El cartero sin Neruda

Spencer Tracy, en el papel del viejo Santiago como protagonista de la película “El viejo y el mar”.

Spencer Tracy, en el papel del viejo Santiago como protagonista de la película “El viejo y el mar”.

Llevo años buscando algo que no existe. Me explico. Todavía no sé si he despertado cuando todos duermen, o si me quedé dormido en el despertar ajeno. Digo esto porque a estas alturas de mi vida todavía prefiero rondar la soledad. Me he dedicado a luchar por lo que se ve pero no se alcanza, o se alcanza cuando menos se le espera.

Sé que las mejores estocadas se reciben por la espalda. Esa sublime condición de miseria humana todavía se resiste al cambio.

He tenido que soportar laceraciones severas desde diversas vías. Pero sigo creyendo en la bondad y con ella a cuestas relleno los establos con suficientes granos para soportar el crudo invierno.

Soy un hombre raro. Me gusta andar con libros bajo el brazo. Contar historias del pasado. Recordar novelistas como Faulkner y Kafka. Reírme de los cántaros vacíos.
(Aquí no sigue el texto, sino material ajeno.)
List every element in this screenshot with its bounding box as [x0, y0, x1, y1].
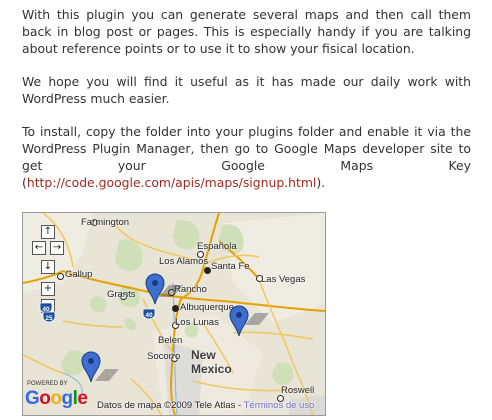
attribution-text: Datos de mapa ©2009 Tele Atlas - — [97, 400, 244, 411]
label-gallup: Gallup — [65, 269, 93, 280]
article-body: With this plugin you can generate severa… — [22, 6, 471, 191]
label-socorro: Socorro — [147, 351, 181, 362]
google-logo-letter: o — [50, 388, 62, 409]
label-roswell: Roswell — [281, 385, 315, 396]
i40-albuquerque-text: 40 — [145, 312, 153, 319]
label-los-lunas: Los Lunas — [175, 317, 219, 328]
label-new-mexico-line2: Mexico — [191, 362, 232, 376]
hope-paragraph: We hope you will find it useful as it ha… — [22, 74, 471, 106]
pan-left-button[interactable]: ← — [32, 241, 46, 255]
google-logo-letter: G — [25, 388, 40, 409]
map-marker-east[interactable] — [229, 305, 249, 337]
google-logo[interactable]: Google — [25, 388, 88, 410]
zoom-in-button[interactable]: + — [41, 282, 55, 296]
google-logo-letter: e — [77, 388, 88, 409]
i25-text: 25 — [45, 315, 53, 322]
google-logo-letter: g — [61, 388, 74, 409]
install-text-end: ). — [316, 175, 326, 190]
map-terrain — [23, 213, 325, 415]
label-grants: Grants — [107, 289, 136, 300]
label-espanola: Española — [197, 241, 237, 252]
pan-up-button[interactable]: ↑ — [41, 225, 55, 239]
pan-right-button[interactable]: → — [50, 241, 64, 255]
map-pin-icon — [229, 305, 249, 337]
map-pin-icon — [145, 273, 165, 305]
label-farmington: Farmington — [81, 217, 130, 228]
google-logo-letter: o — [39, 388, 51, 409]
label-new-mexico-line1: New — [191, 348, 216, 362]
map-pin-icon — [81, 351, 101, 383]
interstate-40-shield-albuquerque: 40 — [142, 305, 156, 320]
intro-paragraph: With this plugin you can generate severa… — [22, 7, 471, 56]
google-map[interactable]: ↑ ← → ↓ + − Farmington Española Los Alam… — [22, 212, 326, 416]
label-santa-fe: Santa Fe — [211, 261, 250, 272]
label-los-alamos: Los Alamos — [159, 256, 209, 267]
terms-of-use-link[interactable]: Términos de uso — [244, 400, 315, 411]
signup-link[interactable]: http://code.google.com/apis/maps/signup.… — [27, 175, 317, 190]
town-dot-albuquerque — [172, 305, 179, 312]
town-dot-santa-fe — [204, 267, 211, 274]
label-belen: Belen — [158, 335, 183, 346]
map-marker-southwest[interactable] — [81, 351, 101, 383]
powered-by-label: POWERED BY — [27, 381, 68, 387]
map-marker-rancho[interactable] — [145, 273, 165, 305]
town-dot-gallup — [57, 273, 64, 280]
install-paragraph: To install, copy the folder into your pl… — [22, 123, 471, 191]
pan-down-button[interactable]: ↓ — [41, 260, 55, 274]
map-attribution: Datos de mapa ©2009 Tele Atlas - Término… — [97, 400, 314, 411]
label-las-vegas: Las Vegas — [261, 274, 306, 285]
interstate-25-shield: 25 — [42, 308, 56, 323]
label-albuquerque: Albuquerque — [180, 302, 234, 313]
Mi personaje favorito es el viejo Santiago, de “El viejo y el mar”.

El insustituible Leonte Brea me advirtió su preferencia por Jean Valjeant, pero en mi caso me inclino por el protagonista de “El viejo y el mar”. Hemingway le puso dentro del pecho su capacidad de luchar en las peores circunstancias. Eso es algo parecido al bregar de los emigrantes.

Todavía busco la piel del marlín, o alguna escama descrita en la novela. La mía ha traspasado límites sensatos.

Mis manos extendidas no estaban tan extendidas, ni poseían destreza para una batalla desigual. Buscaban otra cosa. Y en medio de la búsqueda aparecieron fieras con dientes afilados.

Eso ocurre cuando las pandillas atacan a los débiles. Solo una enorme espina dorsal quedará amarrada al bote como prueba de lucha desigual, y juntos llegarán a la orilla ante miradas furtivas. Sin embargo, al siguiente día, el viejo Santiago saldrá a luchar contra lo desconocido, en busca de otro enorme pez.

Las empresas producen lo que somos, aunque a veces los empresarios parecen fieras ocultas. He acumulado lealtad a cambio de sosiego. Y he llegado al límite con el cuerpo marcado, al igual que mi personaje preferido.

En Cuba trabajé con gente buena, pero lamenté la doble moral. Era un joven a quien se le puede culpar de todo menos de traidor. El hambre obliga a emprender varias partidas a la vez. Pero crecí con los ojos cerrados. Mi error fueron los diafragmas borrados de manera inexplicable. En Santo Domingo también he trabajado con gente que vale la pena. Mis amigos dominicanos me han devuelto la vida perdida. Me han llevado a otros planetas. Y han asumido el papel de Dios para no perderme ante maleantes disfrazados de luciérnagas.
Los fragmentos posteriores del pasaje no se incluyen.